It's replacing my PC, so it would be plugged in at all times.

I don't have room for a PC for the first year so I'm buying a laptop for now, using my current HP notebook for school.

So battery life and weight aren't really an issue for my situation.


----------



## Blacksniper87 (Mar 28, 2009)

okay then all you need to do is see if you can get benchies or something from both laptos and buy the one that is the best value.


----------



## MLG The Canadian (Mar 28, 2009)

Benchies? I'm sorry, terminology isn't all there yet.


----------



## Triprift (Mar 28, 2009)

He means see if you can find benchmarks for the laptops like 3dmark 06 and vantage. by the looks of it the w90 would be about the most powerful lappy you could get at the moment.


----------



## NinkobEi (Mar 28, 2009)

Sager is ncie, aye..but to get close to similar specs to the w90 the price will jump up to $3300. that's with only 4 gigs...adding more ram costs another $675.... oh yah, and it has a smaller screen, crappier video cards and a non-HD display..


----------



## NinkobEi (Mar 28, 2009)

holy shit guys. W90 has built in overclocking feature, pushing the processor to 4ghz.

http://xtreview.com/addcomment-id-7947-view-ASUS-w90-overclocking-performance.html

best laptop has been defined. 

"xtremeSystems participant obtained at his disposal this ASUS notebook and decided to verify the maximum possible overclock  . At the default setting this notebook got the result 15.000 points in 3d Mark 2006. 

He decided to overlock the processor  (using turbo gear utility  , which increases the processor speed by 25%) to almost 4 GHz, the video card frequencies are 600 MHz/1800 MHz.

Under these settings, without overheating, as asserts the tester, calling the notebook cooling system as remarkable (GPU temperature remained in the range +70-85ºC), W90 got 20 284 points!!! in the same test"

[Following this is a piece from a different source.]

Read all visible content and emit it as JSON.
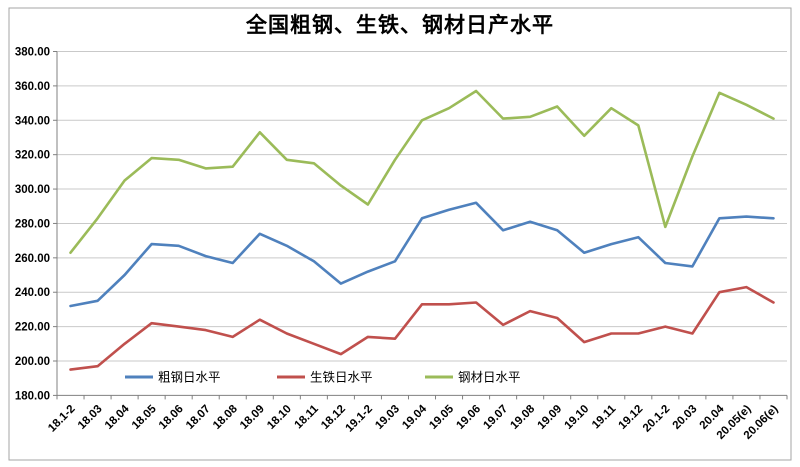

4ghz @ 1.26 volts? holy christ


----------



## Blacksniper87 (Mar 28, 2009)

looks sweet mate, i recken you buy it. 20k on a laptop that is pretty awesome i recken. Should easily dominate any other


----------



## MLG The Canadian (Mar 29, 2009)

Sweet, thanks for all the help guys.

And thanks Nink for the original W90 suggestion ^^ I'll post back when I get it


----------



## a_ump (Mar 29, 2009)

ever been to Killer Notebooks?, they have very nice notebooks course there is a premium but they actually use q9650's and 9800GTX's not the laptop and inferior versions like and T9500(cpu) or 9800M(GPU)


----------



## Blacksniper87 (Mar 29, 2009)

yeah but if he buys those he might as well get a desktop because they weigh roughly the same


----------



## Triprift (Mar 29, 2009)

Over 20k for 3d mark thats amazing crumbs mines lucky if it gets 3k.


----------